How do I rearrange this trig formula to make y the subject? I am having trouble to take the $y$ out of the cosine.

$x = \cos(a+y)\times50$

Any help is appreciated.

Answer 1

$$x = \cos(a+y)\times50$$

Divide both sides by $50$:

$$\frac{x}{50} =\frac{ \cos(a+y)\times50}{50}$$

$$\frac{x}{50}=\cos(a+y)$$

Now take the inverse function of cosinus:

$$a+y=cos^{-1}\left(\frac{x}{50}\right)$$

Subtract by $a$:

$$y+a-a=cos^{-1}\left(\frac{x}{50}\right)-a$$

This means that

$$y=cos^{-1}\left(\frac{x}{50}\right)-a\:.$$

Answer 2

In plain english, $\sin(y) = ?$ is just asking, "what is the sine of the angle $y $?"

Similarly, I can ask the question "what is the angle whose sine is $y $?". This seems like a totally legit question, and we represent it as

$$\arcsin(y) = ? $$

The $\arcsin $ functions just asks for the angle that has the given sine. It can be seen as the function that undoes what $\sin $ did.
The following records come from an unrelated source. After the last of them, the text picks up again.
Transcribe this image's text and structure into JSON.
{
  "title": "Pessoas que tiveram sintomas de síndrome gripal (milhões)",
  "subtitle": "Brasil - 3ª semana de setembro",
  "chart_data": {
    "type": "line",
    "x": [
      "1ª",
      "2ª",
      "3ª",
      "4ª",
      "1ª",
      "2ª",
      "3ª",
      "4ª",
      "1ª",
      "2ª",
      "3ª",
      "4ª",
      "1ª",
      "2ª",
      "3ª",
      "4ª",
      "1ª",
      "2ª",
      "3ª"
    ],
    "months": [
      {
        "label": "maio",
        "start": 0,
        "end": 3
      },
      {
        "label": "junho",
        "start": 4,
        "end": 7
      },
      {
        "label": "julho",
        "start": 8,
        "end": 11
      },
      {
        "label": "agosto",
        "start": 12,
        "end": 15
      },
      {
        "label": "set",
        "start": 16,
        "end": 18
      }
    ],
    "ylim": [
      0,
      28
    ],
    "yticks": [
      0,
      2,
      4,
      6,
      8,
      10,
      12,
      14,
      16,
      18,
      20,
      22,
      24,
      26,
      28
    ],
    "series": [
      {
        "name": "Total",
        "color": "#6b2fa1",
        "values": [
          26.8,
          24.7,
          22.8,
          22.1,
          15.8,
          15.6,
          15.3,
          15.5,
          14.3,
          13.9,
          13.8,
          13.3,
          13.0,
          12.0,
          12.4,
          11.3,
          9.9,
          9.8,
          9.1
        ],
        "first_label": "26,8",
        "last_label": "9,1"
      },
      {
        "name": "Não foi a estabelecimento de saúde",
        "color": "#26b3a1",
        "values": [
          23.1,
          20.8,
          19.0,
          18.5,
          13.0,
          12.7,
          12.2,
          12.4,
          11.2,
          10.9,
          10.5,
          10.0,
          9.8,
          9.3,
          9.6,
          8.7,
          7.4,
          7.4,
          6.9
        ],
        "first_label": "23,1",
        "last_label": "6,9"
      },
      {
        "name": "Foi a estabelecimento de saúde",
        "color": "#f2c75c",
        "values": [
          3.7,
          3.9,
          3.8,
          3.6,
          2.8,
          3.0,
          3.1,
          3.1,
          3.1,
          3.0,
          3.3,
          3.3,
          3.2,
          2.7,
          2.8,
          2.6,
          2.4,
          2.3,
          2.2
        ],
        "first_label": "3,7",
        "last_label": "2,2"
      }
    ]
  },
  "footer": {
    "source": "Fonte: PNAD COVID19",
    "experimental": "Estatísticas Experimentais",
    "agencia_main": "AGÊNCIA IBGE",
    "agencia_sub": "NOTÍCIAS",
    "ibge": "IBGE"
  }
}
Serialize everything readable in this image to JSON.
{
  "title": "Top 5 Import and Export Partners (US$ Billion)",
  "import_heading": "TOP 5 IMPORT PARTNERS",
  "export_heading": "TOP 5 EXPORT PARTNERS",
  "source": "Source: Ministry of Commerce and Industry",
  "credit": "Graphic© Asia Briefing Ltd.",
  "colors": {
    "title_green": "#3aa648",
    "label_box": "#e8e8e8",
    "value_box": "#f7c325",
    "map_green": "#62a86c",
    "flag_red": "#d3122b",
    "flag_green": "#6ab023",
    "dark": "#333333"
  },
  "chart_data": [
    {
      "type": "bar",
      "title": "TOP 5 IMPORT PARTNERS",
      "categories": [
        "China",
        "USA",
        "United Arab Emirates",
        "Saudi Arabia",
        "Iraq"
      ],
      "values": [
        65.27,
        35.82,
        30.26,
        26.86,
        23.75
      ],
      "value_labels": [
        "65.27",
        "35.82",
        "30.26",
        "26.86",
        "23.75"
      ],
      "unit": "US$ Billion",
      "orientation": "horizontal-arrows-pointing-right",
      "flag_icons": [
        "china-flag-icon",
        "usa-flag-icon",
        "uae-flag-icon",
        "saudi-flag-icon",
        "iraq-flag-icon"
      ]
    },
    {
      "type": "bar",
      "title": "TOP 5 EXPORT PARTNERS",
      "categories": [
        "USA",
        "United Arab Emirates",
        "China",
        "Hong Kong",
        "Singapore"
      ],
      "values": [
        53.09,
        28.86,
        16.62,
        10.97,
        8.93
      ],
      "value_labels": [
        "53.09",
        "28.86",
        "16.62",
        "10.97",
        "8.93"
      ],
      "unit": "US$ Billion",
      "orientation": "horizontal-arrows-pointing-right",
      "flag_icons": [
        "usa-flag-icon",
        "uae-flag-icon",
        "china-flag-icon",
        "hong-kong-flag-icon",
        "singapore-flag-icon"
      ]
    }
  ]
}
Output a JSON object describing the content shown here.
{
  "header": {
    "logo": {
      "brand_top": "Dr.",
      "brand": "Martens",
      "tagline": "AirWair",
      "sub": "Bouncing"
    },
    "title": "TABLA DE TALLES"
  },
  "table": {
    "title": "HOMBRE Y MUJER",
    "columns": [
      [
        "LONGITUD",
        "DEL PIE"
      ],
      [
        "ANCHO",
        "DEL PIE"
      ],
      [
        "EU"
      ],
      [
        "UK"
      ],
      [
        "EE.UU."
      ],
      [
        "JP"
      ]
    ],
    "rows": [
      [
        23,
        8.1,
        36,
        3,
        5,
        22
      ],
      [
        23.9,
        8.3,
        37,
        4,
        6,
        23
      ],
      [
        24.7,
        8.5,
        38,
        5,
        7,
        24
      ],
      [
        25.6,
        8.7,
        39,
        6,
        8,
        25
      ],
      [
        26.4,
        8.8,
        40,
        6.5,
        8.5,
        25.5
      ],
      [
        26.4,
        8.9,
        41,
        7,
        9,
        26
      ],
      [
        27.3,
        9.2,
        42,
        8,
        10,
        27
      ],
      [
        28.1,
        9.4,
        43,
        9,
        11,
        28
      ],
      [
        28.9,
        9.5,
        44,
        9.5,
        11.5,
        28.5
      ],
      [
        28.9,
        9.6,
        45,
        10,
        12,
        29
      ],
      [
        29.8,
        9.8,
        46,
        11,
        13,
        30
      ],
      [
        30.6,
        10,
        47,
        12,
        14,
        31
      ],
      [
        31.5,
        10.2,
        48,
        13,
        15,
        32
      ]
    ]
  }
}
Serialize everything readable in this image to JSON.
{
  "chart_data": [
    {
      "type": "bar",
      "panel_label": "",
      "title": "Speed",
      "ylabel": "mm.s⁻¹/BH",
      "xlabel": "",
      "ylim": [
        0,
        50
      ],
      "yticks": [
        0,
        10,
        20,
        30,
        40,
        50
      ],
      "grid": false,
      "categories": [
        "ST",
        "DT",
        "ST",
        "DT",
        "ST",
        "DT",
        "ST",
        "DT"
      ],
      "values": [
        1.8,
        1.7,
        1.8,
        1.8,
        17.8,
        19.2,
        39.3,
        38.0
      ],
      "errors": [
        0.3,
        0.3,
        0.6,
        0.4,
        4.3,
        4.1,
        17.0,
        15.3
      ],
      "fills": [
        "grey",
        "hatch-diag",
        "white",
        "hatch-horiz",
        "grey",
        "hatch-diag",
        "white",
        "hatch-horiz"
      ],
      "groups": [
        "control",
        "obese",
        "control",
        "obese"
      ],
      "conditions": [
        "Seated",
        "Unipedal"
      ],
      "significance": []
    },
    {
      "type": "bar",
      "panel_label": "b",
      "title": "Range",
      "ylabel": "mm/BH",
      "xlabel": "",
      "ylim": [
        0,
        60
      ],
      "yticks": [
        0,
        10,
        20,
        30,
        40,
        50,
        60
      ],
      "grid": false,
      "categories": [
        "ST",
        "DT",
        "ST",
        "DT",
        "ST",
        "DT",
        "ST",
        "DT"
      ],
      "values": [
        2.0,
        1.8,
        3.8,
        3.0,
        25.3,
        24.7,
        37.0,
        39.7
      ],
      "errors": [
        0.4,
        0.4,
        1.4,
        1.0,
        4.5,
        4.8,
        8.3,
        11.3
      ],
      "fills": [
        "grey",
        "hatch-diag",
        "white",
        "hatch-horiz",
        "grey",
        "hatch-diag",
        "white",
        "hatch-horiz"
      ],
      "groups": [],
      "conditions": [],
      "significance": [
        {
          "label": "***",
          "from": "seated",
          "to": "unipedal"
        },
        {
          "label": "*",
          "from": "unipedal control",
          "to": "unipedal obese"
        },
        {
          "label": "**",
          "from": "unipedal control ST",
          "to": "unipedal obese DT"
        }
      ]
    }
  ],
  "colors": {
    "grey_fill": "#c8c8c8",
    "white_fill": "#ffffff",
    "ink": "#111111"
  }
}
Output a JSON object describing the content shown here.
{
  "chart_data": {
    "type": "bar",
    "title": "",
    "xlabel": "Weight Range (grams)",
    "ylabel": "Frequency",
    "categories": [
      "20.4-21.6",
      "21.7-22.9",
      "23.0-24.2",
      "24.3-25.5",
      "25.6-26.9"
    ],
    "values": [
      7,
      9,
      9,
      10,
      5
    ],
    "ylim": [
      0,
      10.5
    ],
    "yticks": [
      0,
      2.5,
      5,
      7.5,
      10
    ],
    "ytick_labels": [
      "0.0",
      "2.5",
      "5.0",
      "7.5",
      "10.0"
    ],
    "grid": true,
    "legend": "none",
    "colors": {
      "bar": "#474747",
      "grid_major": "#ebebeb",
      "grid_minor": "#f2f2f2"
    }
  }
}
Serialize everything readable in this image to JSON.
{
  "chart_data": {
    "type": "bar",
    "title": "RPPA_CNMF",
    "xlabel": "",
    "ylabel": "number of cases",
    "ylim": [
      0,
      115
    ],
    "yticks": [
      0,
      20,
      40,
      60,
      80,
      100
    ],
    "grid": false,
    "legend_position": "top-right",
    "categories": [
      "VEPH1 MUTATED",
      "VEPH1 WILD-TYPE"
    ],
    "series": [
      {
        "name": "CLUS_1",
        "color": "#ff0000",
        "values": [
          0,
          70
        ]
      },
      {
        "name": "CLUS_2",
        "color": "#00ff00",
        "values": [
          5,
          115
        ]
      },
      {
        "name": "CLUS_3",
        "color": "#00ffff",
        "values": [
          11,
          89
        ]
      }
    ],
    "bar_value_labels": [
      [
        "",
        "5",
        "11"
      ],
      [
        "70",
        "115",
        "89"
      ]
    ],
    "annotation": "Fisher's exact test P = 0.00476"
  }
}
Similarly for $\arccos $.

Simplify your expression to

$$\frac{x }{50} = \cos(y + a) $$

That is saying $\frac{x}{50}$ is the cosine of some angle $y+a $. So you ask yourself, what is the angle whose cosine is $\frac{x}{50} $? Well, from the previous sentence we already know it is $y+a $, and the question I worded can be written as

$$\arccos\left(\frac{x}{50}\right) = y+a $$

Which leaves you with an equation you can manipulate in order to isolate $y $.